What will be the fate of the Data Privacy Framework in 2024?
In the complex world of data transfer frameworks, 2024 looks set to start on a high note. The much-anticipated EU-US Data Privacy Framework (DPF) has finally been implemented, first in the EU on 10th July 2023, then in the UK on 12th October 2023, after three years of intensive collaboration and work on both sides of the Atlantic. To date, it has been warmly received by businesses throughout the regions for reducing much of the traditional red tape and complication involved in international data transfers. As a result, the US and EU/UK are enjoying seamless data transfer for the first time in a number of years.
However, this period of data transfer bliss may prove to be short lived. Max Schrems, a lawyer and prominent data privacy activist – who successfully had both the DPF’s predecessors (the Safe Harbour Agreement and the Privacy Shield) ruled invalid by the Court of Justice for the European Union (CJEU) in 2015 and 2020 respectively – now has his sights set on the DPF. Given Schrems’ impressive track record, 2024 could prove a pivotal year for transatlantic data privacy legislation. Will Schrems get his hattrick or will it be third time lucky for those behind the DPF?
Understanding the DPF and the history behind it
To understand the controversy surrounding the DPF, it’s important to first understand exactly what it is and the rationale behind its implementation.
As the world becomes increasingly digitised, the volumes of data being shared every day are increasing at an exponential rate.

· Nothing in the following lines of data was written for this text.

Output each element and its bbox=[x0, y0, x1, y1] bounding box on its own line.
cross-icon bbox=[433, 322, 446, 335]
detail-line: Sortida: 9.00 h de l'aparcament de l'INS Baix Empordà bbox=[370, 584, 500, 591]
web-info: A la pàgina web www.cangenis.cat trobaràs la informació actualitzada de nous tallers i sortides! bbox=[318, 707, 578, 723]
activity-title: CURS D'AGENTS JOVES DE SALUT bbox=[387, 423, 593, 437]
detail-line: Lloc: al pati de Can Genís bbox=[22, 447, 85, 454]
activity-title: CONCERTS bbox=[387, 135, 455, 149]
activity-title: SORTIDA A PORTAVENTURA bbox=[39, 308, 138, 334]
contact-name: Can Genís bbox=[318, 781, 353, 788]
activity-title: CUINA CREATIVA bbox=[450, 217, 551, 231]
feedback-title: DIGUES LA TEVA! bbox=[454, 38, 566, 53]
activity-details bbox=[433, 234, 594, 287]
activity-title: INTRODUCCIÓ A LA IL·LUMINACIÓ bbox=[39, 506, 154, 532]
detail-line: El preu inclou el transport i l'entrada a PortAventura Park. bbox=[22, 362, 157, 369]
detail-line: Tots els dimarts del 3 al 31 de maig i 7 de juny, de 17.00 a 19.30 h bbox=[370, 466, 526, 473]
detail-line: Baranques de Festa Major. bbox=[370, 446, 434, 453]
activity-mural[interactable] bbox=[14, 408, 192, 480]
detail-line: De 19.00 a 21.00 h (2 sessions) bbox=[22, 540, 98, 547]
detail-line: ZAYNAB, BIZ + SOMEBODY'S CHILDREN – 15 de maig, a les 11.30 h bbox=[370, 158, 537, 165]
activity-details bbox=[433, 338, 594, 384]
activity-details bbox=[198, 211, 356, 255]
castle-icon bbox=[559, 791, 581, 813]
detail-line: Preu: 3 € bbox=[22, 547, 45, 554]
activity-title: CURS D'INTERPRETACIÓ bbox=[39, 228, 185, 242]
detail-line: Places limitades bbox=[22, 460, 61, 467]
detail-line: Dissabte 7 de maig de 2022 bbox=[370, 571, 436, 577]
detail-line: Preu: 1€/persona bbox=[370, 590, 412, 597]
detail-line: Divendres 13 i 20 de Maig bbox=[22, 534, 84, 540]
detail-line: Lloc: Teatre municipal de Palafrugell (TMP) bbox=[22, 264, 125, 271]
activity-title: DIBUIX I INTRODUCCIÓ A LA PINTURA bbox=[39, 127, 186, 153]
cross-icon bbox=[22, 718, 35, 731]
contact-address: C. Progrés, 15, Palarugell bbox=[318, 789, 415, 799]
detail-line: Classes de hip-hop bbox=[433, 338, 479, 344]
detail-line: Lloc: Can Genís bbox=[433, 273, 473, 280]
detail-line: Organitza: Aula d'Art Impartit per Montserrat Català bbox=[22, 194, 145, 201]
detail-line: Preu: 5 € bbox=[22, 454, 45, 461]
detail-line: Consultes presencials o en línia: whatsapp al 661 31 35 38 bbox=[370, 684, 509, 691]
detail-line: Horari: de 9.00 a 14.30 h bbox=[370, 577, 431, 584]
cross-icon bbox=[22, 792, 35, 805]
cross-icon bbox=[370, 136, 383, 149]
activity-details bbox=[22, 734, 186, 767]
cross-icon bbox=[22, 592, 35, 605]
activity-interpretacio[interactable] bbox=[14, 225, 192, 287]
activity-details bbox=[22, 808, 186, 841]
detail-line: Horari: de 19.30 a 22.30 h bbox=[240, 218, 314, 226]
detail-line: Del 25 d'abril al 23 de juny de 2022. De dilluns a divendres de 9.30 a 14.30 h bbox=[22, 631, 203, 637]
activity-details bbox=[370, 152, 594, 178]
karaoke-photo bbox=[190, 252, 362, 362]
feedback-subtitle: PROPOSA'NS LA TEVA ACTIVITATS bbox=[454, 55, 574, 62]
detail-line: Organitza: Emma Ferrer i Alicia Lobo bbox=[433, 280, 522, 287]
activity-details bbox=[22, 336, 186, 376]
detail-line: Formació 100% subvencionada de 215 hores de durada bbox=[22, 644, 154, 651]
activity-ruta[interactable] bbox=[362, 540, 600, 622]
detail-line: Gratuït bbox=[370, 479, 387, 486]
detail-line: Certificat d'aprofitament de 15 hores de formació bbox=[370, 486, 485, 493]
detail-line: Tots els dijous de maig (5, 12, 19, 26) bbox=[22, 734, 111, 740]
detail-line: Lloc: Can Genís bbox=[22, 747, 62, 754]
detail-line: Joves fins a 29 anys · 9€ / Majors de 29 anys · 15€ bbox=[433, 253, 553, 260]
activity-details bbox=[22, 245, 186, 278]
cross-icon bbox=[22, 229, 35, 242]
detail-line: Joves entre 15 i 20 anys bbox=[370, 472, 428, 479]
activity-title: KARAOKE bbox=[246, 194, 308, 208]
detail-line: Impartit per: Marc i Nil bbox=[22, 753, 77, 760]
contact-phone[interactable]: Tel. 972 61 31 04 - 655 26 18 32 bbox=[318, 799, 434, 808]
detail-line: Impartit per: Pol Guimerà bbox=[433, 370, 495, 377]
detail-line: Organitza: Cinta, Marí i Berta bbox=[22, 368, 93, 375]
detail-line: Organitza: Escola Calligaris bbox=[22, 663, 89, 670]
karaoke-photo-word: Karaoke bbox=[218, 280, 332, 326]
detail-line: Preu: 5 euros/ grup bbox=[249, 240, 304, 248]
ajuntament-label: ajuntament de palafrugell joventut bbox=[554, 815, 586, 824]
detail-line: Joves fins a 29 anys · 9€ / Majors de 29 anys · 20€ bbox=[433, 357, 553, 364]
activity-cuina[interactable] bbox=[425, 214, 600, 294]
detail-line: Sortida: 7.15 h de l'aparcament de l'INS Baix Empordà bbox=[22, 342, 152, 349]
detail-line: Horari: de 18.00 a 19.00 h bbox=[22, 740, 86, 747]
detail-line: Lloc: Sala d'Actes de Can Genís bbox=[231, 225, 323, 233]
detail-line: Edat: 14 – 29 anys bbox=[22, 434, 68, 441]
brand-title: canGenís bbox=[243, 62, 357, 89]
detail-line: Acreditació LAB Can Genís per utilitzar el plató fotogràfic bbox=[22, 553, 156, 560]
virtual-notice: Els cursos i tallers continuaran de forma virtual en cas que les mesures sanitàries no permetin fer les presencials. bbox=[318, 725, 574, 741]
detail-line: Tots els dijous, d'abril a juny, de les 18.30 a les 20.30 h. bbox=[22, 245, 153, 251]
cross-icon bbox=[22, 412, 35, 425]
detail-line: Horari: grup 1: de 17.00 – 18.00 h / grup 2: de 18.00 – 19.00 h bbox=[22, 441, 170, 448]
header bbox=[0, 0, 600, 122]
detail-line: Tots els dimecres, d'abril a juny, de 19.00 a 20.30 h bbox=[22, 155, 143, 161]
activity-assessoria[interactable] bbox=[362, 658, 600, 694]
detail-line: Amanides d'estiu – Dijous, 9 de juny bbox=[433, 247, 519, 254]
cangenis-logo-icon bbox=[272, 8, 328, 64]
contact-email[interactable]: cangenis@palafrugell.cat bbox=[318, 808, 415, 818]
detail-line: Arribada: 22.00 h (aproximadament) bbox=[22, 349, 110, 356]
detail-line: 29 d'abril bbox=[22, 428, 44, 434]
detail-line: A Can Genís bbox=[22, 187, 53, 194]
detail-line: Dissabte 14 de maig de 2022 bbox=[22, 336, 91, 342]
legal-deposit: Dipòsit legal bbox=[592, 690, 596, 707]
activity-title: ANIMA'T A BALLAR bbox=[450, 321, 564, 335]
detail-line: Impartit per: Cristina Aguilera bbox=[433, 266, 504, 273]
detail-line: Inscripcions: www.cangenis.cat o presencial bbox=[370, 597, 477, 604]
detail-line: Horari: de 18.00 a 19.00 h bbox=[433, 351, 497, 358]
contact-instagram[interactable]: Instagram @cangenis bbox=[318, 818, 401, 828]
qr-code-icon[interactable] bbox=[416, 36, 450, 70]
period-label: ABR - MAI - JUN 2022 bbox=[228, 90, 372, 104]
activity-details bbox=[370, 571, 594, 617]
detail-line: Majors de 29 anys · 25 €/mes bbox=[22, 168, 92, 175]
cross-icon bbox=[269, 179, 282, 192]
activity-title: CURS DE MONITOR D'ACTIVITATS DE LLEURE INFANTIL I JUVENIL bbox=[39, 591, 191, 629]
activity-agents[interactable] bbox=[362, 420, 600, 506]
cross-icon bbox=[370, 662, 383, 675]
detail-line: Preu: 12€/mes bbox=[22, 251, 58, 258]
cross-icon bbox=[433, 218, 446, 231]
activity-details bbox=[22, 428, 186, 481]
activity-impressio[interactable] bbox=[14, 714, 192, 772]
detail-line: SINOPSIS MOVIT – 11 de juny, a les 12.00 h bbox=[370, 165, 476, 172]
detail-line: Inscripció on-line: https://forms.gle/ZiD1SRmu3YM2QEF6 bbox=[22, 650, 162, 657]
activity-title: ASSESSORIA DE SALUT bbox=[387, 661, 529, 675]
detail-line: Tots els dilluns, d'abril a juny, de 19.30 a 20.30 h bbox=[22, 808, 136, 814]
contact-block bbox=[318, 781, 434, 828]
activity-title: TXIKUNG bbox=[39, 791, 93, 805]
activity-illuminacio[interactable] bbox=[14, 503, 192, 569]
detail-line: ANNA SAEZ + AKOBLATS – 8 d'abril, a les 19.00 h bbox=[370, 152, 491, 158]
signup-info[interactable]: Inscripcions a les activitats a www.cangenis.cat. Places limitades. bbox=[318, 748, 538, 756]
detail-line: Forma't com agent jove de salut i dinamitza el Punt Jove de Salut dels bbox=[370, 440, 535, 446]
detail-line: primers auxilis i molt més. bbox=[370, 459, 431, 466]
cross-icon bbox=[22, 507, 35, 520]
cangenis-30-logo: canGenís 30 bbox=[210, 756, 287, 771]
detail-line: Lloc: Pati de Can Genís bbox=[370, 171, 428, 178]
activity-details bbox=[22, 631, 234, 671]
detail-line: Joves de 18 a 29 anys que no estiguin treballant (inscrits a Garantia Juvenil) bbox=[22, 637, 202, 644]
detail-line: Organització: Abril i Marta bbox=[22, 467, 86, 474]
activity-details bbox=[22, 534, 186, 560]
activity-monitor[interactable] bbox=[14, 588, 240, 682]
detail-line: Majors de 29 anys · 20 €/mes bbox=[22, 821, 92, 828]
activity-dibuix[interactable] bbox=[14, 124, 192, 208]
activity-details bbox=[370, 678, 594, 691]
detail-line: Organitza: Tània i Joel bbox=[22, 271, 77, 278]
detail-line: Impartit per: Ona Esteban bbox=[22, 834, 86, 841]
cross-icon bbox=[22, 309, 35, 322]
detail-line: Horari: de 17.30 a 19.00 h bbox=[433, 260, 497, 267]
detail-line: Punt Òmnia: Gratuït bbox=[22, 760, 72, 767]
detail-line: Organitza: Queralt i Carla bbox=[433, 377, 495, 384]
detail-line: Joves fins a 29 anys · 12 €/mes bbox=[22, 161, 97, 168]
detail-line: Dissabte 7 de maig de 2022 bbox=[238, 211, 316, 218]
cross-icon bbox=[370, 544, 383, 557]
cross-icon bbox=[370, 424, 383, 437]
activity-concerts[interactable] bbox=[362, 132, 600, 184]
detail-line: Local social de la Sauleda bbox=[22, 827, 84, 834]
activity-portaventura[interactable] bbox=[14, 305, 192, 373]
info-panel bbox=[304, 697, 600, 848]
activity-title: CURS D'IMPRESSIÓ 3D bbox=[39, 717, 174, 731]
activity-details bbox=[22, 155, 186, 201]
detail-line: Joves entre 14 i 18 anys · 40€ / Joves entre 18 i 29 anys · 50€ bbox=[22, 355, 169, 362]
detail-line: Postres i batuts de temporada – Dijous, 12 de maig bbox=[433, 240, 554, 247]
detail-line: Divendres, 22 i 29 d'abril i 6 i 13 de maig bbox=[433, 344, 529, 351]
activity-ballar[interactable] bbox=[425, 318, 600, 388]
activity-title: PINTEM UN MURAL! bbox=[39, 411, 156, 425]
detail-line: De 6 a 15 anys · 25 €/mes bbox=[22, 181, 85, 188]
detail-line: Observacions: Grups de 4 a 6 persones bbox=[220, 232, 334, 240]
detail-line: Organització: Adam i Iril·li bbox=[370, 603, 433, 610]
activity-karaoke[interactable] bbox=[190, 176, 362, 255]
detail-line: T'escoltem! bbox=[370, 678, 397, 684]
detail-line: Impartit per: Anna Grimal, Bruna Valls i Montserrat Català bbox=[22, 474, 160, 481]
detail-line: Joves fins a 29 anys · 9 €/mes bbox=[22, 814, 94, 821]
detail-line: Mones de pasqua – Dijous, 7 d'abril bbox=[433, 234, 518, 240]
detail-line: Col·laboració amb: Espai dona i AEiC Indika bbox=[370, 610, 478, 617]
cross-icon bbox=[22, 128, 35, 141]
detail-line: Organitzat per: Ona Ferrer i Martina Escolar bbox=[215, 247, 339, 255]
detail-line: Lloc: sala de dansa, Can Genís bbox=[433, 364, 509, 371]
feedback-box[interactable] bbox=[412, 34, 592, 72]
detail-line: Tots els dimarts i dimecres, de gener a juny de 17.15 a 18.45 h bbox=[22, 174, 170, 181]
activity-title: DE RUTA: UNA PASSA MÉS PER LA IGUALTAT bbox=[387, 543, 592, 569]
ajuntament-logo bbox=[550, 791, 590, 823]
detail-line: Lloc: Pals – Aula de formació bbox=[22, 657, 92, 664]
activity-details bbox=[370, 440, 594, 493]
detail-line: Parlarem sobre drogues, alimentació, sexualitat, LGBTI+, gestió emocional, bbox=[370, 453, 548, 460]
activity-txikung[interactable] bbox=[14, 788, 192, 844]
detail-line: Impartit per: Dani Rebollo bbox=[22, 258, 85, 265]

With many countries creating and enforcing their own legislation on data privacy, the act of sharing and transferring data internationally has become harder and harder to navigate from a legal perspective.
The DPF is designed to alleviate this by providing a set of binding rules and safeguards for the transferal of personal data between the EU/UK and the US. If US companies undergo the self-certification process specified in the DPF, they will be officially recognised as a trusted partner by the EU/UK, enabling them to freely exchange information with EU/UK companies as part of a bubble-style system.
As mentioned above, this isn’t the first time that data sharing legislation like this has been implemented. The US and EU’s first attempt at such legislation was the Safe Harbour agreement, which was initially implemented in 2000, but ruled invalid by the CJEU in 2015, following a case brought by Max Schrems (known as Schrems I).
The US and EU’s second attempt was introduced in 2016. Known as Privacy Shield, it was based on the same principles as Safe Harbour, but focused on more individual rights for EU citizens, stricter requirements for U.S. businesses and restricting U.S. government access to personal data. However, in 2020 this too was ruled invalid by the CJEU after another challenge by Max Schrems (Schrems II).
What is driving Max Schrems’ repeated (and successful) legal challenges?
A key recurring theme amongst the legal challenges to Safe Harbour, Privacy Shield and now DPF, is whether or not they go far enough when it comes to protecting the privacy rights of EU citizens. Max Schrems firmly believes they do not, which is why he continues to challenge each new attempt at a universal framework, with the CJEU ruling in his favour each time thus far.
While the DPF’s creators believe that it is sufficiently evolved from its predecessors, Schrems doesn’t agree. Two of his main criticisms are that it still allows for data collection by US intelligence agencies, and it doesn’t address onward transfers of data from the US to third countries. Furthermore, Mr Schrems believes some of the new controls introduced by the DPF, such as the establishment of a Data Protection Review Court, may not meet the standards of independence, transparency, and impartiality required under EU law.
What does the future hold for data sharing frameworks?
Another major showdown in the CJEU looks to be on the horizon, with the fate of the DPF firmly in the balance. But irrespective of the outcome, one thing is clear – the need for efficient data sharing between regions like the EU/UK and the US is becoming more and more critical.
In 2021, 93% of the UK’s services exports were data-enabled, and the UK exported more than £79 billion of these services (about 30% of the UK’s total data-enabled services exports) to the US. Organisations are increasingly reliant on these exchanges and each time a universal framework is ruled invalid, it throws the burden of compliance back onto them, causing significant business issues and delays.
The implementation of the DPF has taken a lot of unnecessary tasks away again, such as making transfer impact assessments every time. Now they just need to go to DPF website and check if a perspective vendor is on the approved list. However, If the DPF is ruled invalid by the CJEU, companies will quickly find themselves back at square one.
While protection of data privacy rights will always be paramount, the digital nature of modern business means companies simply won’t be able to function without some form of universal agreement in place going forward. Whether this is the DPF or one of its future successors remains to be seen, but businesses all over the world will undoubtedly be keeping a very close eye on ‘Schrems III’ when it comes to the CJEU in 2024.